Despite a sense that the emergency was over in New Jersey and metropolitan New York, authorities warned people to stay inside their homes until ground conditions were fully assessed in the hardest hit areas.

"I am particularly concerned about downed power lines," said New Jersey Gov. Chris Christie during a morning interview on the "Today" show. "There is no, no safe place to be outside right now in New Jersey, between downed power lines, flooding. You need to stay in your home."

(In Connecticut, two firefighters were injured by electrical shocks. Both were briefly hospitalized.)

Christie said authorities were keeping an eye on dams in the state, filled by torrential rainfall - up to 8 inches in some areas.

On Long Island, Jennifer Ferri and her husband had ignored orders to evacuate their waterside home in Babylon. Early Sunday morning, a surging tide poured into their first-floor fitness room, destroying a refrigerator, television and most of their daughter's toys.

"It came in fast," said Ferri. "There wasn't time to pump it."

When the rain stopped at midday, the couple took a break from the cleanup and went for a walk in the flooded streets to see how their neighbors fared.

"This was bad flooding," said Ferri, "but I was expecting a lot worse," said Ferri.

Similar sentiments were heard in North Carolina, the first state hit by Hurricane Irene.
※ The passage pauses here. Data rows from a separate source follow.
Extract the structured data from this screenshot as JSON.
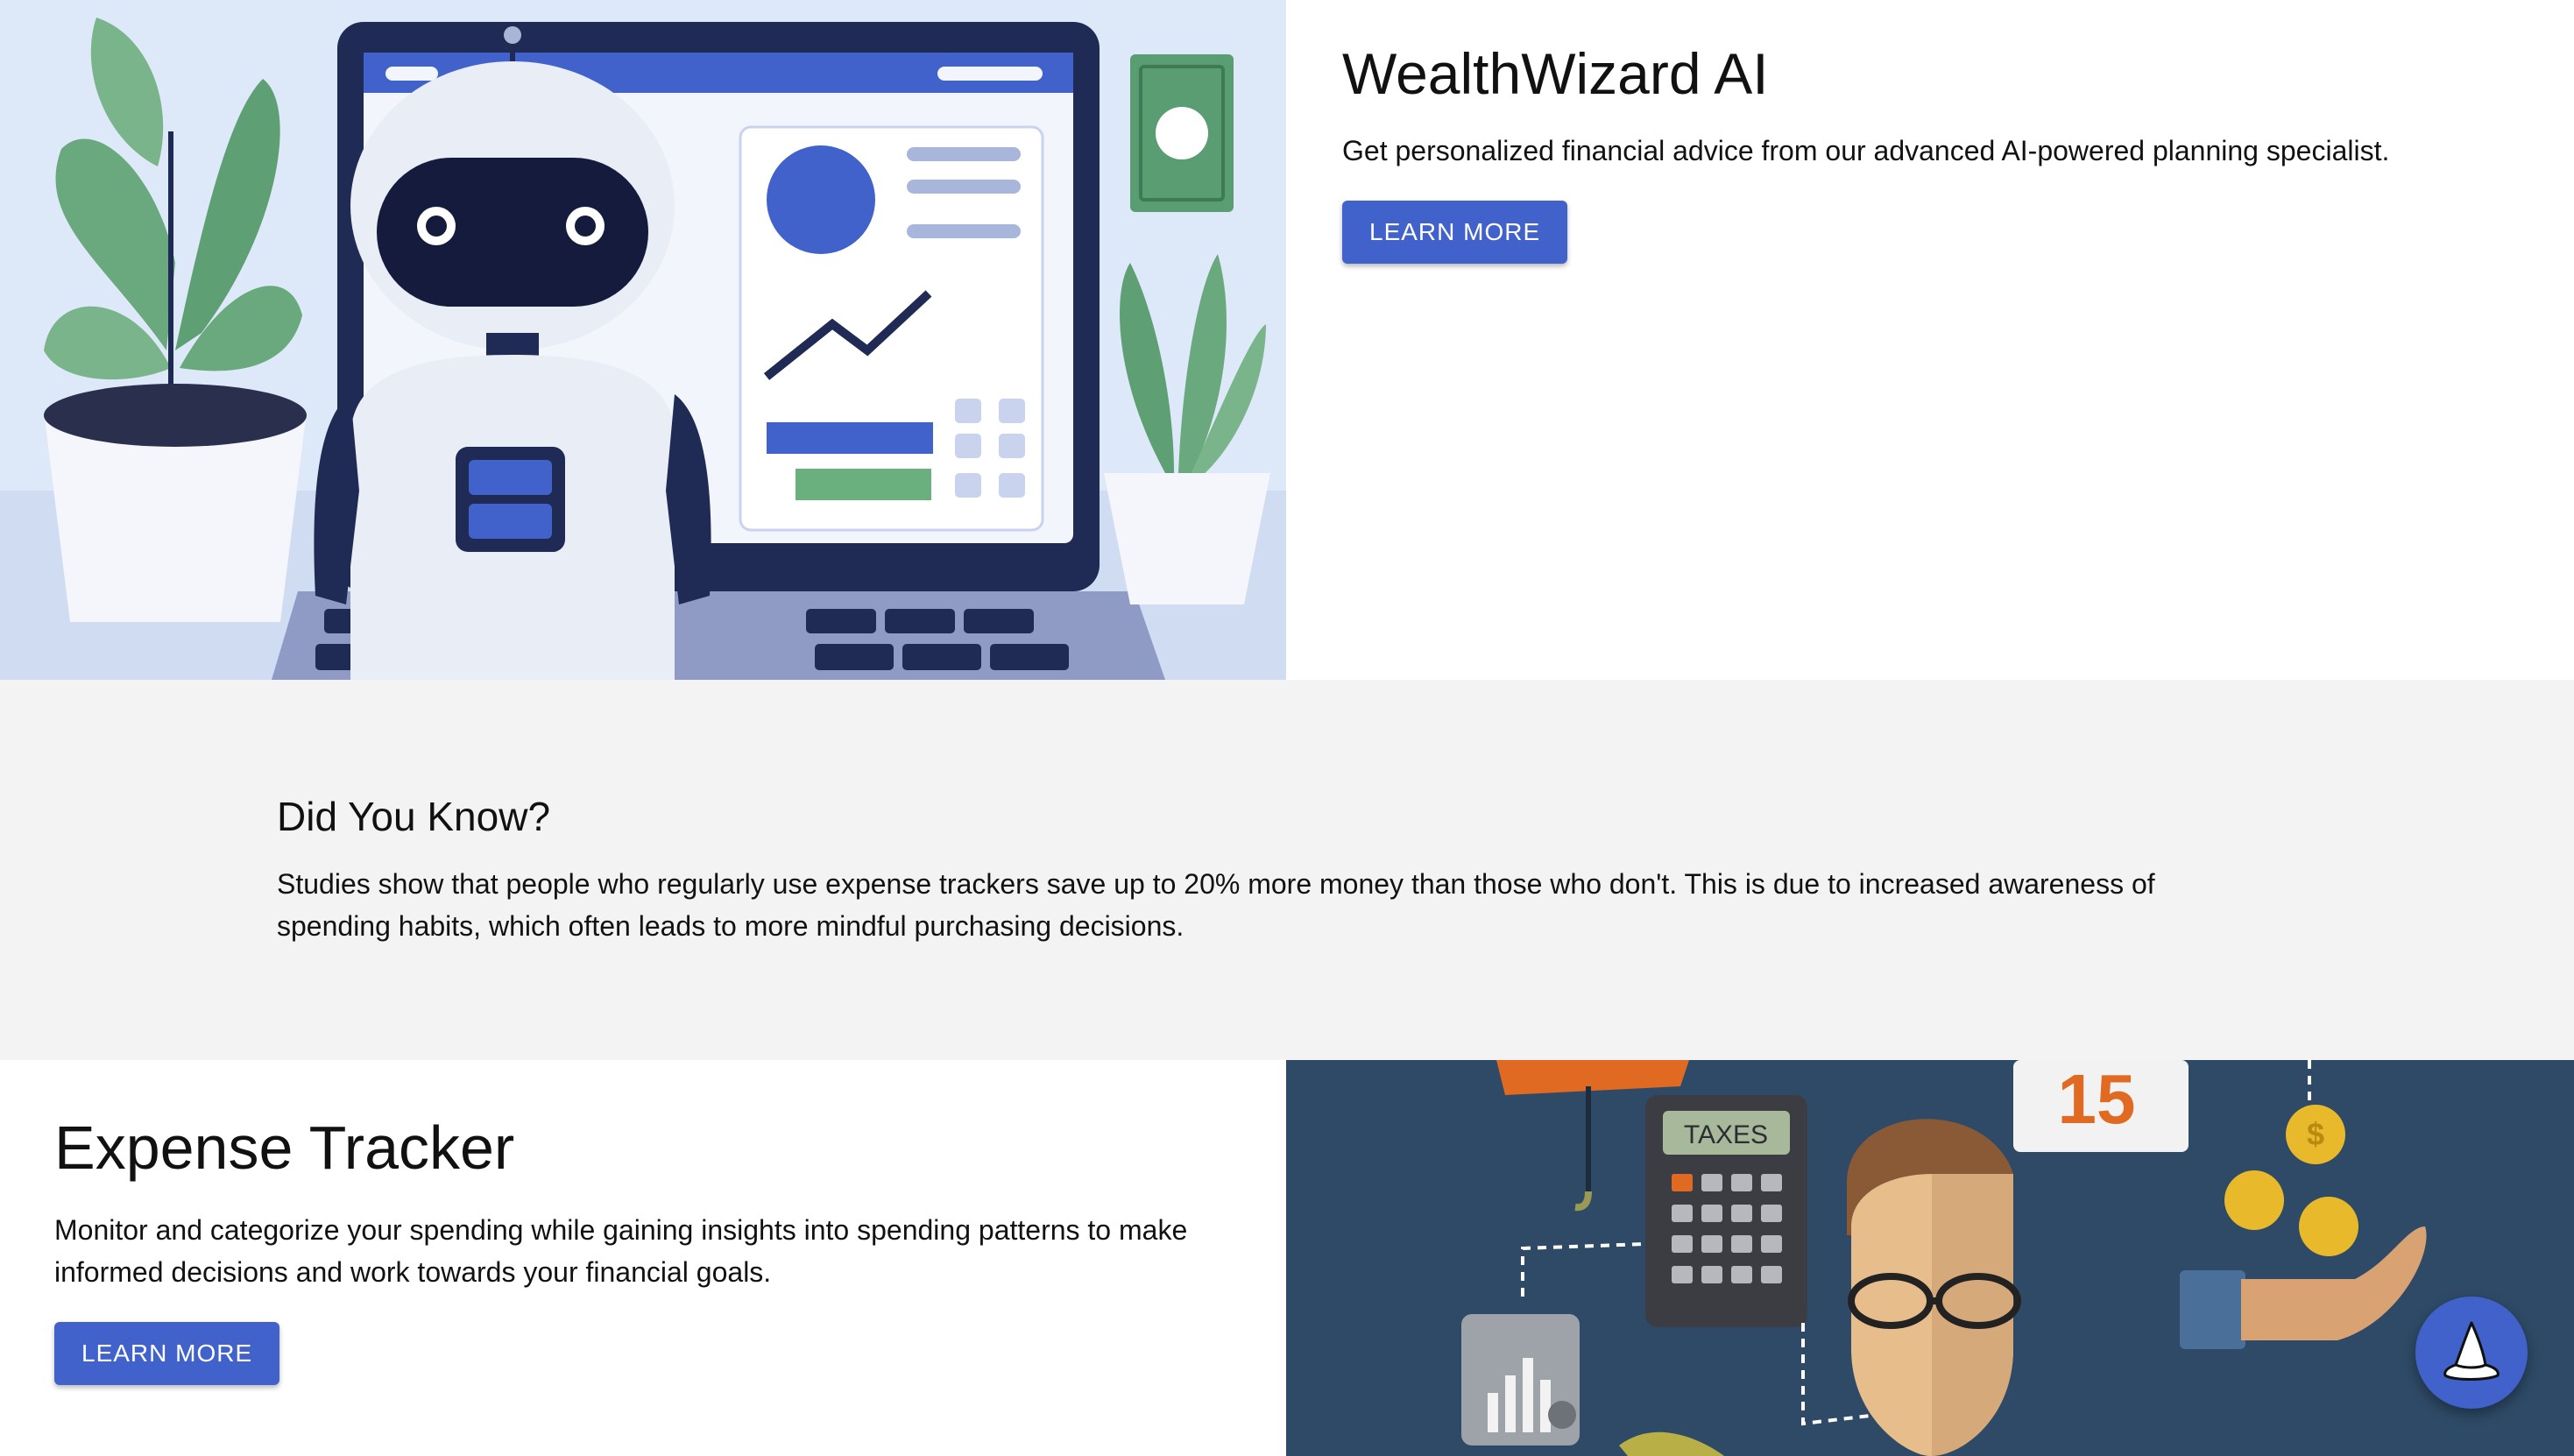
{
  "wealth": {
    "title": "WealthWizard AI",
    "description": "Get personalized financial advice from our advanced AI-powered planning specialist.",
    "button_label": "LEARN MORE"
  },
  "fact": {
    "heading": "Did You Know?",
    "body": "Studies show that people who regularly use expense trackers save up to 20% more money than those who don't. This is due to increased awareness of spending habits, which often leads to more mindful purchasing decisions."
  },
  "expense": {
    "title": "Expense Tracker",
    "description": "Monitor and categorize your spending while gaining insights into spending patterns to make informed decisions and work towards your financial goals.",
    "button_label": "LEARN MORE"
  },
  "illustration": {
    "calculator_label": "TAXES",
    "calendar_day": "15",
    "coin_symbol": "$"
  },
  "fab": {
    "icon": "wizard-hat-icon"
  },
  "colors": {
    "accent": "#4262cb",
    "fact_bg": "#f3f3f3",
    "illustration_bg": "#2e4a66"
  }
}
Despite widespread flooding, downed trees, power outages and road closures caused by 85-mph winds and torrential rain, many were relieved the damage wasn't worse.

"We did all right," said Hal Denny, the mayor of Southern Shores, a beach town on North Carolina's Outer Banks, where the worst damage was wrought on trees, dozens of which had been uprooted.

Becky Breiholz, the town clerk for Manteo, N.C., was out surveying damage on Roanoke Island for state and federal officials Sunday morning. "I have to admit, I was getting a little scared early on and thinking, you know, maybe I should leave," said Breiholz, who stuck it out at home. "We were blessed."

(Reston reported from Mystic, Ceasar from Los Angeles and Zucchino from Manteo, N.C. Nathaniel Popper and Tina Susman in New York; Richard Fausset in Morehead, N.C.; Robin Abcarian in Los Angeles; Kim Geiger in Washington and Tom Hamburger in Annapolis, Md., contributed to this report.)